The new system incorporates: upper level color-changing luminaires as well as new midlevel and low level LED accent lighting. The space includes two other-worldly landscapes featuring 350 species of exotic plants and 50 different types of butterflies, birds, reptiles and amphibians through naturalistic habitats. The Glasshouse is considered unique among conservatories because it displays how plants, animals, geology and climate interact in delicate balance.

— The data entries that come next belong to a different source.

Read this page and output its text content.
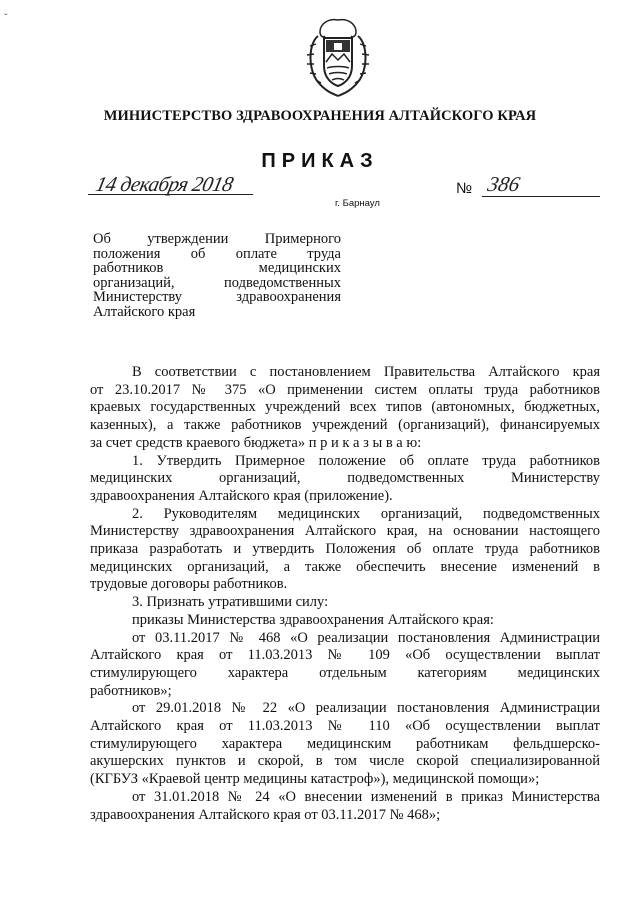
ˇ
МИНИСТЕРСТВО ЗДРАВООХРАНЕНИЯ АЛТАЙСКОГО КРАЯ
ПРИКАЗ
14 декабря 2018
г. Барнаул
№ 386
Об утверждении Примерного
положения об оплате труда
работников медицинских
организаций, подведомственных
Министерству здравоохранения
Алтайского края
В соответствии с постановлением Правительства Алтайского края
от 23.10.2017 № 375 «О применении систем оплаты труда работников
краевых государственных учреждений всех типов (автономных, бюджетных,
казенных), а также работников учреждений (организаций), финансируемых
за счет средств краевого бюджета» п р и к а з ы в а ю:
1. Утвердить Примерное положение об оплате труда работников
медицинских организаций, подведомственных Министерству
здравоохранения Алтайского края (приложение).
2. Руководителям медицинских организаций, подведомственных
Министерству здравоохранения Алтайского края, на основании настоящего
приказа разработать и утвердить Положения об оплате труда работников
медицинских организаций, а также обеспечить внесение изменений в
трудовые договоры работников.
3. Признать утратившими силу:
приказы Министерства здравоохранения Алтайского края:
от 03.11.2017 № 468 «О реализации постановления Администрации
Алтайского края от 11.03.2013 № 109 «Об осуществлении выплат
стимулирующего характера отдельным категориям медицинских
работников»;
от 29.01.2018 № 22 «О реализации постановления Администрации
Алтайского края от 11.03.2013 № 110 «Об осуществлении выплат
стимулирующего характера медицинским работникам фельдшерско-
акушерских пунктов и скорой, в том числе скорой специализированной
(КГБУЗ «Краевой центр медицины катастроф»), медицинской помощи»;
от 31.01.2018 № 24 «О внесении изменений в приказ Министерства
здравоохранения Алтайского края от 03.11.2017 № 468»;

Ensuring the eco-system could safely co-exist with the new lighting required coordination with the facility staff on all lighting types, locations and controls. Timeclock functions were critical in regards to both plant and animal life in the biomes. A simple touchscreen features 25 different scenes, both dynamic color-changing and static color, as well as the ability to log-in remotely to change scenes. Additional challenges included careful fixture selection that could withstand the corrosive reverse osmosis system built into the Costa Rican biome. The new system has a connected load of only 0.41 watts/sq. ft., far below the allowed 1.06 watts/sq.ft. per the current energy standard for museum and exhibit spaces.

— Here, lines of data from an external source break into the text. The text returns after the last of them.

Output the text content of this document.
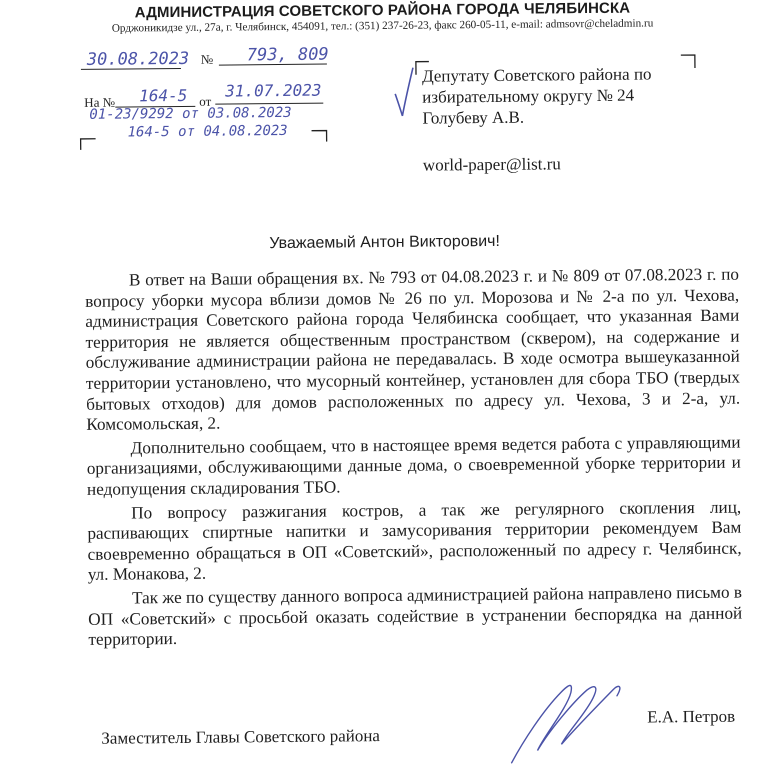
АДМИНИСТРАЦИЯ СОВЕТСКОГО РАЙОНА ГОРОДА ЧЕЛЯБИНСКА
Орджоникидзе ул., 27а, г. Челябинск, 454091, тел.: (351) 237-26-23, факс 260-05-11, e-mail: admsovr@cheladmin.ru
30.08.2023 № 793, 809
На № 164-5 от
31.07.2023
01-23/9292 от 03.08.2023
164-5 от 04.08.2023
Депутату Советского района по
избирательному округу № 24
Голубеву А.В.
world-paper@list.ru
Уважаемый Антон Викторович!

В ответ на Ваши обращения вх. № 793 от 04.08.2023 г. и № 809 от 07.08.2023 г. по вопросу уборки мусора вблизи домов № 26 по ул. Морозова и № 2-а по ул. Чехова, администрация Советского района города Челябинска сообщает, что указанная Вами территория не является общественным пространством (сквером), на содержание и обслуживание администрации района не передавалась. В ходе осмотра вышеуказанной территории установлено, что мусорный контейнер, установлен для сбора ТБО (твердых бытовых отходов) для домов расположенных по адресу ул. Чехова, 3 и 2-а, ул. Комсомольская, 2.

Дополнительно сообщаем, что в настоящее время ведется работа с управляющими организациями, обслуживающими данные дома, о своевременной уборке территории и недопущения складирования ТБО.

По вопросу разжигания костров, а так же регулярного скопления лиц, распивающих спиртные напитки и замусоривания территории рекомендуем Вам своевременно обращаться в ОП «Советский», расположенный по адресу г. Челябинск, ул. Монакова, 2.

Так же по существу данного вопроса администрацией района направлено письмо в ОП «Советский» с просьбой оказать содействие в устранении беспорядка на данной территории.

Заместитель Главы Советского района
Е.А. Петров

The design team worked with the Owner to create and establish a budget for the project that was within their means and met the design objectives. The project was completed within a 6 month time frame to allow continuing operation within the space and completion by the Holiday tree lighting event.

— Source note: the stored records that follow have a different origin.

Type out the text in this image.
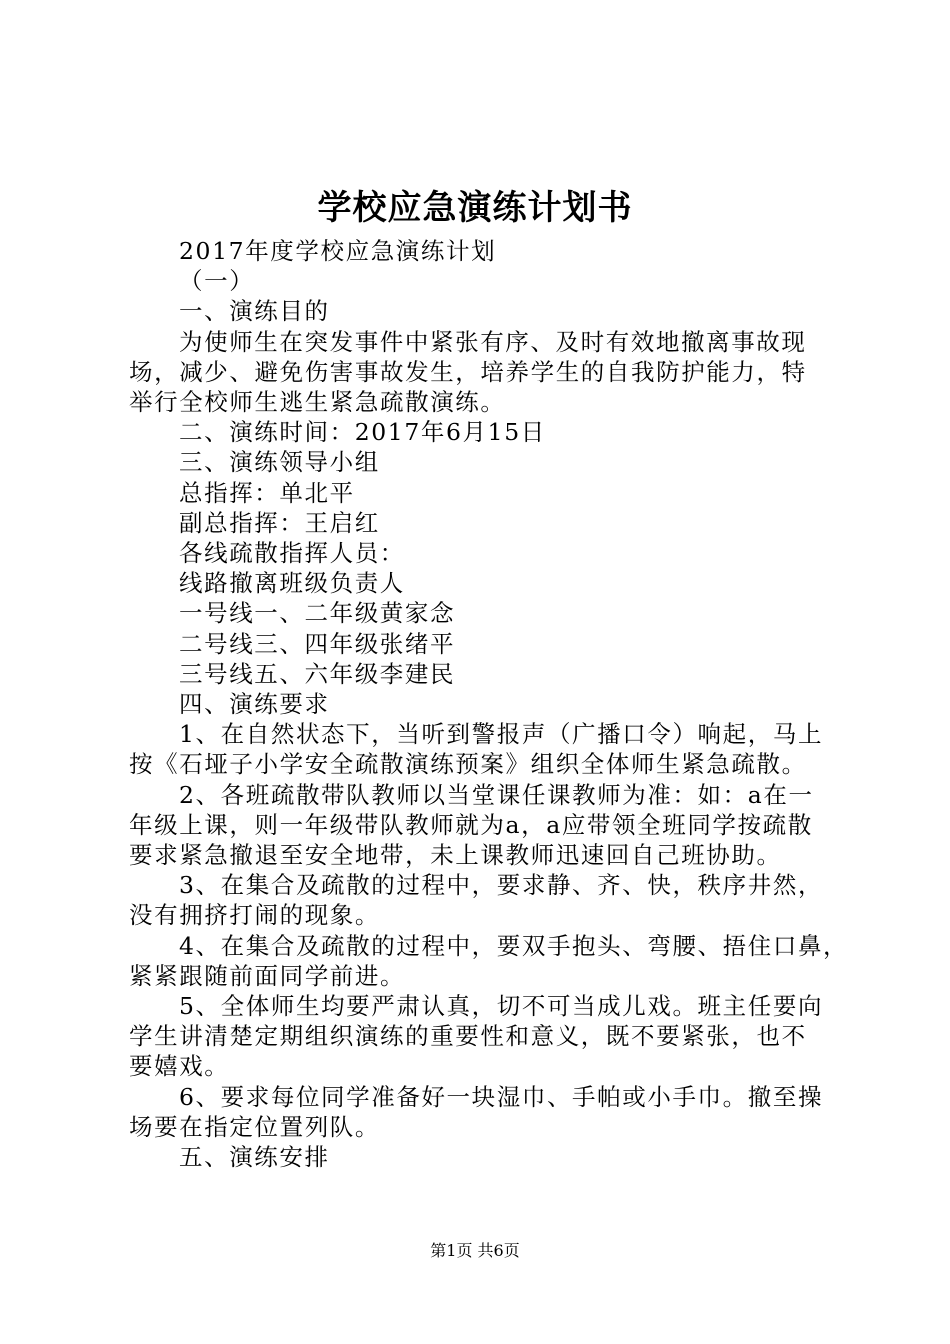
学校应急演练计划书
2017年度学校应急演练计划
（一）
一、演练目的
为使师生在突发事件中紧张有序、及时有效地撤离事故现
场，减少、避免伤害事故发生，培养学生的自我防护能力，特
举行全校师生逃生紧急疏散演练。
二、演练时间：2017年6月15日
三、演练领导小组
总指挥：单北平
副总指挥：王启红
各线疏散指挥人员：
线路撤离班级负责人
一号线一、二年级黄家念
二号线三、四年级张绪平
三号线五、六年级李建民
四、演练要求
1、在自然状态下，当听到警报声（广播口令）响起，马上
按《石垭子小学安全疏散演练预案》组织全体师生紧急疏散。
2、各班疏散带队教师以当堂课任课教师为准：如：a在一
年级上课，则一年级带队教师就为a，a应带领全班同学按疏散
要求紧急撤退至安全地带，未上课教师迅速回自己班协助。
3、在集合及疏散的过程中，要求静、齐、快，秩序井然，
没有拥挤打闹的现象。
4、在集合及疏散的过程中，要双手抱头、弯腰、捂住口鼻，
紧紧跟随前面同学前进。
5、全体师生均要严肃认真，切不可当成儿戏。班主任要向
学生讲清楚定期组织演练的重要性和意义，既不要紧张，也不
要嬉戏。
6、要求每位同学准备好一块湿巾、手帕或小手巾。撤至操
场要在指定位置列队。
五、演练安排
第1页 共6页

The new lighting system creates a series of visual “moments” that begin upon entering the tropical Costa Rican biome.
The RGBW LED luminaires mounted high on the truss disappear and create a moonlight effect while the discrete low level 2700K LED provide accent lighting.
DMX controls provide multiple scene options with full color changing effects for specific staged events as well as timeclock control throughout the space.
The density and varied foliage types required multiple walk-throws to fully layout the landscape luminaires within acceptable limits based on anticipated growth of the plants.
Accent Lighting was attached via 24” ground spike or to existing architecture like the catwalk structure or bridge fencing. Custom details provided a smooth installation.
A mosaic of leaf patterns creates visual interest along the pathways and enhances the lush jungle atmosphere.
After nightfall, the arid Madagascar Biome becomes a surreal world of spiky plant life and rock lit with a multilayer strategy creating unique viewing moments.
Installation and aiming was a bit precarious as the succulents included spikes and spines. But their sculptural appearance provided the perfect canvas.
An uplight glow within the cavern stimulates the visitor’s imagination on the journey through the biome, the illuminated trees ahead maintain their path of travel.
In conjunction with the upper level RGBW luminaires, 2700K spotlights illuminate the large baobob tree, creating a display of patterns that becomes enchanting after dark.